Billing Changes for Intravenous Immune Globulin (IVIG)
The Centers for Medicare & Medicaid Services (CMS) has revised the billing rules in Medicare Claims Processing Manual, Chapter 20 – Durable Medical Equipment, Prosthetics, Orthotics, and Supplies (DMEPOS), Section 213 – Billing for Home IVIG Items and Services.
2024 IVIG Payment Rate
IVIG will be remained payable under Medicare as a separate bundled payment, reported with HCPCS Level II code (Q2052 Services, supplies, and accessories used in the home for the administration of intravenous immune globulin). After being adjusted for inflation, the 2024 payment rate is now $420.48, valid from January 1 to December 31. This bundled payment covers supplies and nurse services, including tubing and an infusion set.

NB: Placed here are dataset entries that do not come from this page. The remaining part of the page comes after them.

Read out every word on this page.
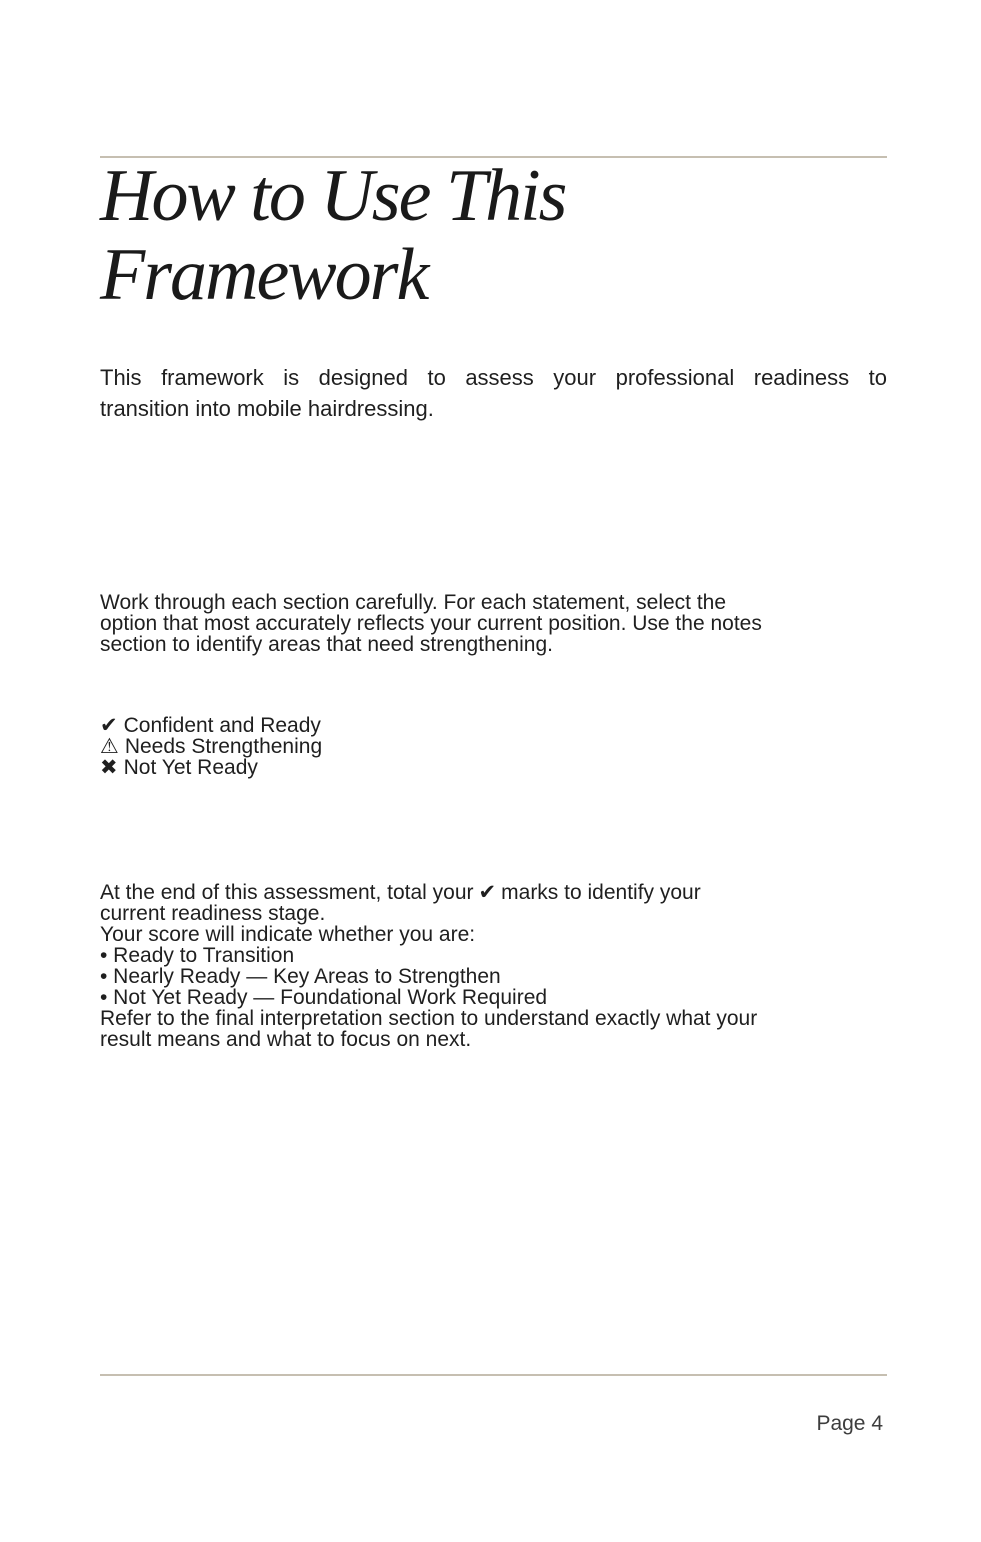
How to Use This
Framework
This framework is designed to assess your professional readiness to
transition into mobile hairdressing.
Work through each section carefully. For each statement, select the
option that most accurately reflects your current position. Use the notes
section to identify areas that need strengthening.
✔ Confident and Ready
⚠ Needs Strengthening
✖ Not Yet Ready
At the end of this assessment, total your ✔ marks to identify your
current readiness stage.
Your score will indicate whether you are:
• Ready to Transition
• Nearly Ready — Key Areas to Strengthen
• Not Yet Ready — Foundational Work Required
Refer to the final interpretation section to understand exactly what your
result means and what to focus on next.
Page 4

Billing Rule and Requirements for Q2052
Similar to the presentation, a medication code needs to be billed using Q2502. Though it is ideal, the necessary medication code is no longer required to be on the same claim. CMS directs Medicare Administrative Contractors (MACs) to recycle IVIG claims up to three times for a total of 15 business days until the proper J code is located in history. The MAC will reject the claim if no J code is reported within 30 days prior to the date of service.
Multiple IVIG services may be billed by suppliers on a single claim, but not on a single claim line. That would suggest that IVIG was used more than once on each service date, which is not permitted. Charge for several service dates on different claim lines. Multiple units of the drug may be billed on a single claim line.
Medicare will only pay for IVIG therapies provided in the following services: 12, 13, 14, 32, and 33. 04 Refuge for the homeless; 54 Facility for intermediate care/mentally retarded; 55 Residential Treatment Center for Substance Abuse; and 56 Residential Treatment Center for Psychiatry.